There are portions of Scripture where one gets the feeling that a person of means and influence ought to tighten his or her spiritual seat belt. To recall the words of the airline pilot: “We have some turbulence in our flight path.”
How might we characterize the man in this story, who approached Jesus with a question? Was he a seeker? Even a would-be generous giver? Let’s at least assume this: He was a man driven by goodness and the correct kind of curiosity. He was drawn to Jesus, and he appeared to have launched his question not in an attempt to embarrass Jesus but rather to learn from him. Perhaps he was seeking a genuine change of life and inner perspective instead of merely dabbling in religious speculation.
“What must I do to obtain eternal life?” It is the mother of all questions, for in the correct answer is the seed of all other answers to life’s questions. Find out this answer and you can follow it to everything else you should do and should be. This young man was smart enough to know that.

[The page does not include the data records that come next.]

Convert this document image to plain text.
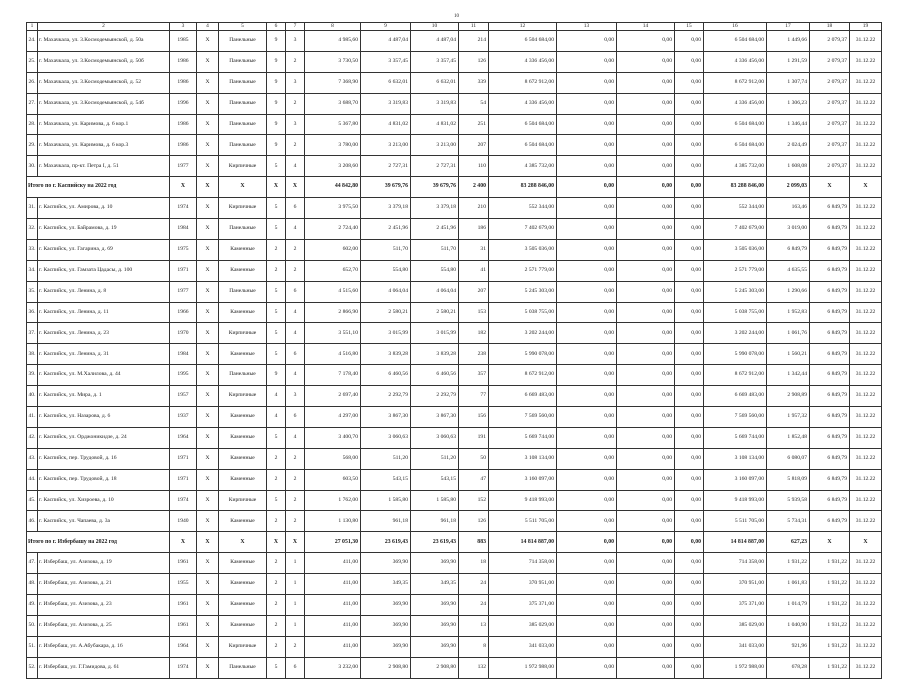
10
1	2	3	4	5	6	7	8	9	10	11	12	13	14	15	16	17	18	19
24.	г. Махачкала, ул. 3.Космодемьянской, д. 50а	1985	X	Панельные	9	3	4 985,60	4 487,04	4 487,04	214	6 504 684,00	0,00	0,00	0,00	6 504 684,00	1 449,66	2 079,37	31.12.22
25.	г. Махачкала, ул. 3.Космодемьянской, д. 50б	1986	X	Панельные	9	2	3 730,50	3 357,45	3 357,45	126	4 336 456,00	0,00	0,00	0,00	4 336 456,00	1 291,59	2 079,37	31.12.22
26.	г. Махачкала, ул. 3.Космодемьянской, д. 52	1986	X	Панельные	9	3	7 368,90	6 632,01	6 632,01	339	8 672 912,00	0,00	0,00	0,00	8 672 912,00	1 307,74	2 079,37	31.12.22
27.	г. Махачкала, ул. 3.Космодемьянской, д. 54б	1996	X	Панельные	9	2	3 688,70	3 319,83	3 319,83	54	4 336 456,00	0,00	0,00	0,00	4 336 456,00	1 306,23	2 079,37	31.12.22
28.	г. Махачкала, ул. Каримова, д. 6 кор.1	1986	X	Панельные	9	3	5 367,80	4 831,02	4 831,02	251	6 504 684,00	0,00	0,00	0,00	6 504 684,00	1 346,44	2 079,37	31.12.22
29.	г. Махачкала, ул. Каримова, д. 6 кор.3	1986	X	Панельные	9	2	3 780,00	3 213,00	3 213,00	207	6 504 684,00	0,00	0,00	0,00	6 504 684,00	2 024,49	2 079,37	31.12.22
30.	г. Махачкала, пр-кт. Петра I, д. 51	1977	X	Кирпичные	5	4	3 208,60	2 727,31	2 727,31	110	4 385 732,00	0,00	0,00	0,00	4 385 732,00	1 608,08	2 079,37	31.12.22
Итого по г. Каспийску на 2022 год		X	X	X	X	X	44 842,80	39 679,76	39 679,76	2 400	83 288 846,00	0,00	0,00	0,00	83 288 846,00	2 099,03	X	X
31.	г. Каспийск, ул. Амирова, д. 10	1974	X	Кирпичные	5	6	3 975,50	3 379,18	3 379,18	210	552 344,00	0,00	0,00	0,00	552 344,00	163,46	6 849,79	31.12.22
32.	г. Каспийск, ул. Байрамова, д. 19	1984	X	Панельные	5	4	2 724,40	2 451,96	2 451,96	186	7 402 679,00	0,00	0,00	0,00	7 402 679,00	3 019,00	6 849,79	31.12.22
33.	г. Каспийск, ул. Гагарина, д. 69	1975	X	Каменные	2	2	602,00	511,70	511,70	31	3 505 036,00	0,00	0,00	0,00	3 505 036,00	6 849,79	6 849,79	31.12.22
34.	г. Каспийск, ул. Гамзата Цадасы, д. 100	1971	X	Каменные	2	2	652,70	554,80	554,80	41	2 571 779,00	0,00	0,00	0,00	2 571 779,00	4 635,55	6 849,79	31.12.22
35.	г. Каспийск, ул. Ленина, д. 8	1977	X	Панельные	5	6	4 515,60	4 064,04	4 064,04	207	5 245 303,00	0,00	0,00	0,00	5 245 303,00	1 290,66	6 849,79	31.12.22
36.	г. Каспийск, ул. Ленина, д. 11	1966	X	Каменные	5	4	2 866,90	2 580,21	2 580,21	153	5 038 755,00	0,00	0,00	0,00	5 038 755,00	1 952,83	6 849,79	31.12.22
37.	г. Каспийск, ул. Ленина, д. 23	1970	X	Кирпичные	5	4	3 551,10	3 015,99	3 015,99	182	3 202 244,00	0,00	0,00	0,00	3 202 244,00	1 061,76	6 849,79	31.12.22
38.	г. Каспийск, ул. Ленина, д. 31	1984	X	Каменные	5	6	4 516,80	3 839,28	3 839,28	238	5 990 078,00	0,00	0,00	0,00	5 990 078,00	1 560,21	6 849,79	31.12.22
39.	г. Каспийск, ул. М.Халилова, д. 44	1995	X	Панельные	9	4	7 178,40	6 460,56	6 460,56	357	8 672 912,00	0,00	0,00	0,00	8 672 912,00	1 342,44	6 849,79	31.12.22
40.	г. Каспийск, ул. Мира, д. 1	1957	X	Кирпичные	4	3	2 697,40	2 292,79	2 292,79	77	6 669 483,00	0,00	0,00	0,00	6 669 483,00	2 908,89	6 849,79	31.12.22
41.	г. Каспийск, ул. Назарова, д. 6	1937	X	Каменные	4	6	4 297,00	3 867,30	3 867,30	156	7 569 560,00	0,00	0,00	0,00	7 569 560,00	1 957,32	6 849,79	31.12.22
42.	г. Каспийск, ул. Орджоникидзе, д. 24	1964	X	Каменные	5	4	3 400,70	3 060,63	3 060,63	191	5 669 744,00	0,00	0,00	0,00	5 669 744,00	1 852,48	6 849,79	31.12.22
43.	г. Каспийск, пер. Трудовой, д. 16	1971	X	Каменные	2	2	568,00	511,20	511,20	50	3 108 134,00	0,00	0,00	0,00	3 108 134,00	6 080,07	6 849,79	31.12.22
44.	г. Каспийск, пер. Трудовой, д. 18	1971	X	Каменные	2	2	603,50	543,15	543,15	47	3 160 097,00	0,00	0,00	0,00	3 160 097,00	5 818,09	6 849,79	31.12.22
45.	г. Каспийск, ул. Хизроева, д. 10	1974	X	Кирпичные	5	2	1 762,00	1 585,80	1 585,80	152	9 418 993,00	0,00	0,00	0,00	9 418 993,00	5 939,58	6 849,79	31.12.22
46.	г. Каспийск, ул. Чапаева, д. 3а	1940	X	Каменные	2	2	1 130,80	961,18	961,18	126	5 511 705,00	0,00	0,00	0,00	5 511 705,00	5 734,31	6 849,79	31.12.22
Итого по г. Избербашу на 2022 год		X	X	X	X	X	27 051,30	23 619,43	23 619,43	883	14 814 887,00	0,00	0,00	0,00	14 814 887,00	627,23	X	X
47.	г. Избербаш, ул. Азизова, д. 19	1961	X	Каменные	2	1	411,00	369,90	369,90	18	714 358,00	0,00	0,00	0,00	714 358,00	1 931,22	1 931,22	31.12.22
48.	г. Избербаш, ул. Азизова, д. 21	1955	X	Каменные	2	1	411,00	349,35	349,35	24	370 951,00	0,00	0,00	0,00	370 951,00	1 061,83	1 931,22	31.12.22
49.	г. Избербаш, ул. Азизова, д. 23	1961	X	Каменные	2	1	411,00	369,90	369,90	24	375 371,00	0,00	0,00	0,00	375 371,00	1 014,79	1 931,22	31.12.22
50.	г. Избербаш, ул. Азизова, д. 25	1961	X	Каменные	2	1	411,00	369,90	369,90	13	385 029,00	0,00	0,00	0,00	385 029,00	1 040,90	1 931,22	31.12.22
51.	г. Избербаш, ул. А.Абубакара, д. 16	1964	X	Кирпичные	2	2	411,00	369,90	369,90	8	341 033,00	0,00	0,00	0,00	341 033,00	921,96	1 931,22	31.12.22
52.	г. Избербаш, ул. Г.Гамидова, д. 61	1974	X	Панельные	5	6	3 232,00	2 908,80	2 908,80	132	1 972 988,00	0,00	0,00	0,00	1 972 988,00	678,28	1 931,22	31.12.22
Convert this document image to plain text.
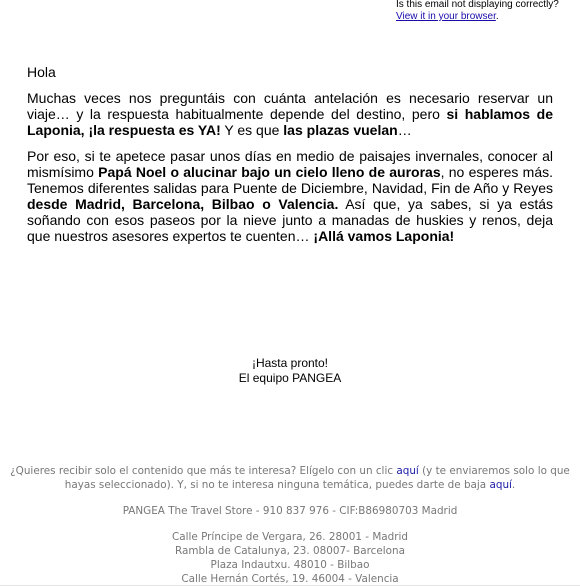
Is this email not displaying correctly?
View it in your browser.

Hola

Muchas veces nos preguntáis con cuánta antelación es necesario reservar un viaje… y la respuesta habitualmente depende del destino, pero si hablamos de Laponia, ¡la respuesta es YA! Y es que las plazas vuelan…

Por eso, si te apetece pasar unos días en medio de paisajes invernales, conocer al mismísimo Papá Noel o alucinar bajo un cielo lleno de auroras, no esperes más. Tenemos diferentes salidas para Puente de Diciembre, Navidad, Fin de Año y Reyes desde Madrid, Barcelona, Bilbao o Valencia. Así que, ya sabes, si ya estás soñando con esos paseos por la nieve junto a manadas de huskies y renos, deja que nuestros asesores expertos te cuenten… ¡Allá vamos Laponia!

¡Hasta pronto!
El equipo PANGEA

¿Quieres recibir solo el contenido que más te interesa? Elígelo con un clic aquí (y te enviaremos solo lo que hayas seleccionado). Y, si no te interesa ninguna temática, puedes darte de baja aquí.

PANGEA The Travel Store - 910 837 976 - CIF:B86980703 Madrid

Calle Príncipe de Vergara, 26. 28001 - Madrid
Rambla de Catalunya, 23. 08007- Barcelona
Plaza Indautxu. 48010 - Bilbao
Calle Hernán Cortés, 19. 46004 - Valencia
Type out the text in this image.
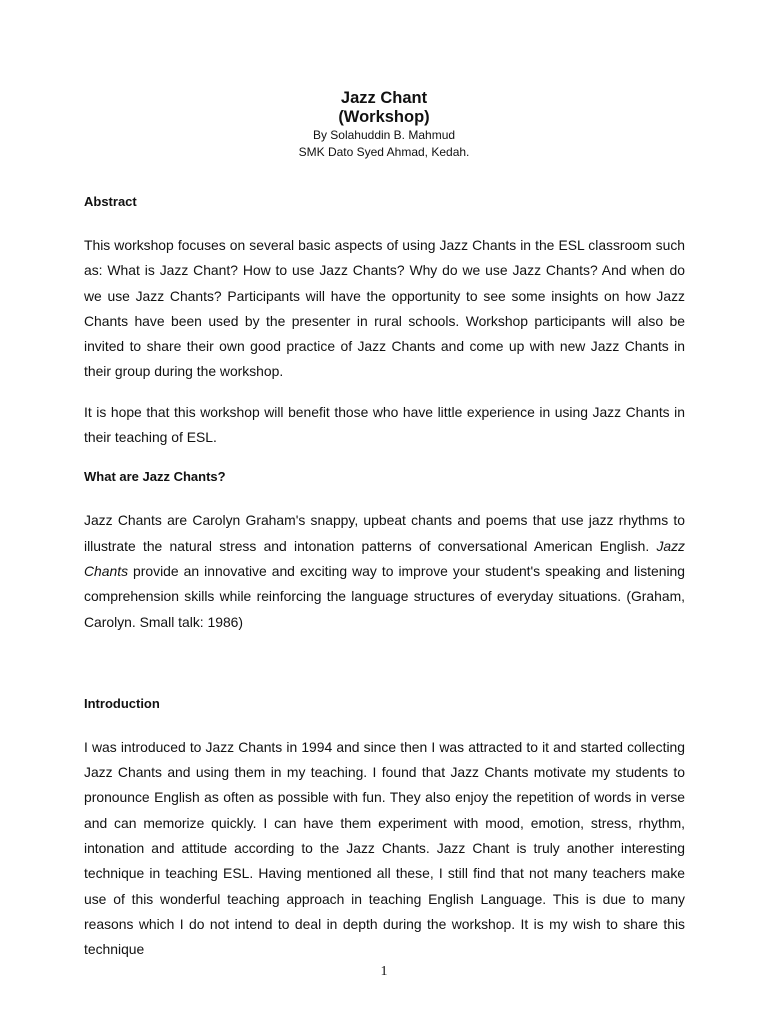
Jazz Chant

(Workshop)

By Solahuddin B. Mahmud

SMK Dato Syed Ahmad, Kedah.

Abstract

This workshop focuses on several basic aspects of using Jazz Chants in the ESL classroom such as: What is Jazz Chant? How to use Jazz Chants? Why do we use Jazz Chants? And when do we use Jazz Chants? Participants will have the opportunity to see some insights on how Jazz Chants have been used by the presenter in rural schools. Workshop participants will also be invited to share their own good practice of Jazz Chants and come up with new Jazz Chants in their group during the workshop.

It is hope that this workshop will benefit those who have little experience in using Jazz Chants in their teaching of ESL.

What are Jazz Chants?

Jazz Chants are Carolyn Graham's snappy, upbeat chants and poems that use jazz rhythms to illustrate the natural stress and intonation patterns of conversational American English. Jazz Chants provide an innovative and exciting way to improve your student's speaking and listening comprehension skills while reinforcing the language structures of everyday situations. (Graham, Carolyn. Small talk: 1986)

Introduction

I was introduced to Jazz Chants in 1994 and since then I was attracted to it and started collecting Jazz Chants and using them in my teaching. I found that Jazz Chants motivate my students to pronounce English as often as possible with fun. They also enjoy the repetition of words in verse and can memorize quickly. I can have them experiment with mood, emotion, stress, rhythm, intonation and attitude according to the Jazz Chants. Jazz Chant is truly another interesting technique in teaching ESL. Having mentioned all these, I still find that not many teachers make use of this wonderful teaching approach in teaching English Language. This is due to many reasons which I do not intend to deal in depth during the workshop. It is my wish to share this technique

1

The young man seemed fairly confident as the dialogue began to unfold. Jesus’ answer took him first to the core of the law, a compelling law to all of us. Don’t dare ignore it: “Obey the commandments.” The inquirer responded, This is how I’ve been living. In a very basic sense, he was probably speaking the truth. He had committed his life to living by these laws. Probably there were not significant lapses in his performance. This was likely a very good man speaking.
“What do I still lack?” Two possible interpretations of this question lie before us. The first suggests that he is saying, Why don’t I feel better? Or, Why do I have this feeling that this is not enough? A second interpretation: What unique teaching are you bringing to the moment that I don’t know about or haven’t done? One has the feeling that this man genuinely wanted new insight. And, perhaps, he wanted a certain justification for the kind of life he was living.
If any of this is true, then the next part of the dialogue must have been a terrible shock to him. In baseball terminology, if he expected a pitch that he could hit out of the park, he was greatly mistaken. What he got was a high, hard, fast one. And it appears that he never saw it coming. He thought he was in control of this conversation. But he wasn’t.
A would-be generous giver who spends much time in the presence of Jesus will have these sorts of experiences occasionally. Better tighten your seat belt. There was turbulence then; there will be turbulence again.